Numerous samples (10 mL) from the submerged culture at the end of the cultivation period were transferred into a Büchi R100 rotavapor system (Büchi Labortechnik AG, Flawil, Switzerland) and distilled for 15 min at 40 °C at 55 mBar [78]. In this case, solvent extraction was avoided to ensure a narrower spectrum of analytes that were beyond the scope of our research. All fractions were collected in 2-mL amber flasks for subsequent analysis and the identification of the volatile organic compounds in the culture broth of Trametes elegans (EBB-046). The negative control of the media, i.e., the cell-free media, was subjected to the same conditions. The extracted compounds were identified using a coupled GC–MS system to determine the molecular weight of the products and ions formed via fragmentation. The analysis was performed on an AT6890 Series Plus gas chromatograph (Agilent Technologies, Palo Alto, CA, USA) coupled to a mass-selective detector (Agilent Technologies, MSD 5975) operating in the full-scan mode. The column used in the analysis was a 5%-phenylpoly (dimethylsiloxane) DB-5MS (J&W Scientific, Folsom, CA, USA) with the dimensions of 60 m × 0.25 mm × 0.25 µm.

The identification of compounds was made by comparison of experimental mass spectra with those from databases (NIST and Wiley) and using a fragmentation pattern study. The confirmation requires the use of standard compounds.

4. Conclusions

Through the application of several screening methods, the incredible biocatalytic potential of native strains isolated from Colombian plants was examined for the biotechnological production of flavour/aroma alternatives. Herein, the compounds were generated via whole-cell biotransformation or de novo biosynthesis. Even though the screening for the new basidiomycetes to determine their biocatalytic capabilities for the transformation of β,β-carotene was relatively easy, this method of quantification alone was insufficient. In our case, even when endophytic T. elegans and L. sulphureus were the only strains incapable of biotransforming β,β-carotene, these microbes generated a characteristic, pleasant aroma. The rest of the strains examined in this study exhibited discolouration during the first days of incubation, with G. webenarium, G. chocoense, and G. stipitatum being listed as the most efficient biotransformation agents. Additionally, the strain that exhibited moderate activity—namely, Trametes elegans that were isolated from a basidioma—produced aromatic compounds and flavour agents via de novo synthesis. We noted that, even though some strains appeared to be possible agents for producing the desired aromatic compounds from other substrates, they were incapable of degrading the terpenoid α-pinene. Further experiments via liquid cultivation techniques must be performed on the aforementioned strains to determine the type of molecules that could be synthesised by these fungi via the degradation of β,β-carotene.

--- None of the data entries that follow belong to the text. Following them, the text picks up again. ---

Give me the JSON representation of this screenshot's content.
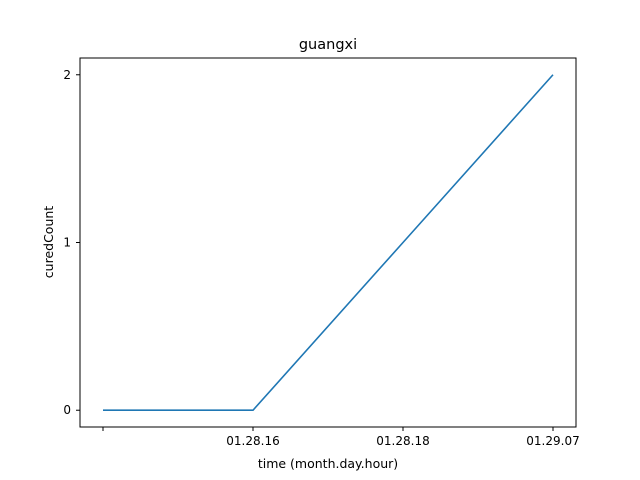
{
  "chart_data": {
    "type": "line",
    "title": "guangxi",
    "xlabel": "time (month.day.hour)",
    "ylabel": "curedCount",
    "x": [
      "",
      "01.28.16",
      "01.28.18",
      "01.29.07"
    ],
    "series": [
      {
        "values": [
          0,
          0,
          1,
          2
        ],
        "color": "#1f77b4"
      }
    ],
    "yticks": [
      0,
      1,
      2
    ],
    "ylim": [
      -0.1,
      2.1
    ],
    "grid": false
  }
}
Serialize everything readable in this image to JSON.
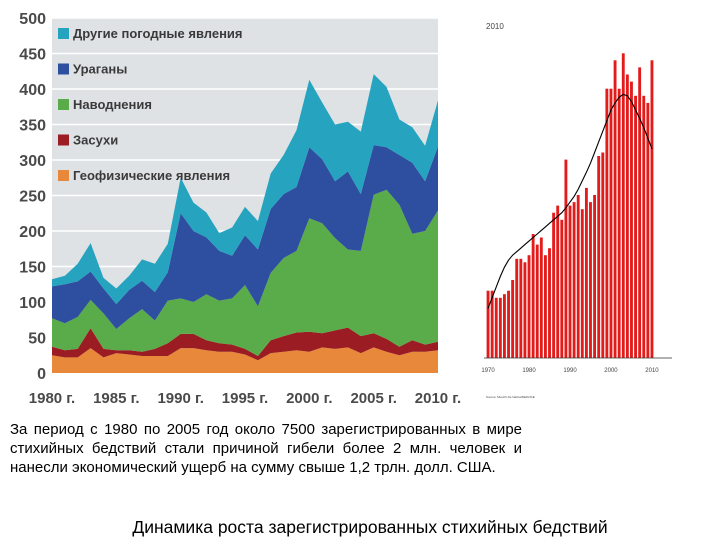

The biocatalytic potential to produce aromatic compounds notably varied depending on the origin of the strain. The strains of T. elegans (i.e., from basidioma and endophytic) evaluated in this study showed different biocatalytic capabilities toward β,β-carotene, yet both transformed α-pinene through whole-cell biotransformation reactions with varying efficiency. Herein is the first reported application of this species for the biocatalytic oxidation of α-pinene. The strain isolated from a basidioma—namely, EBB-046—presented a higher biocatalytic potential for α-pinene oxidation. However, both species exhibited better biotransformation performances when compared to the results of other studies. This study demonstrated that an efficient primary screening methodology for evaluating basidiomycetes must entail the integration of various analytical approaches to gain a comprehensive understanding of the biocatalytic potential of these microorganisms.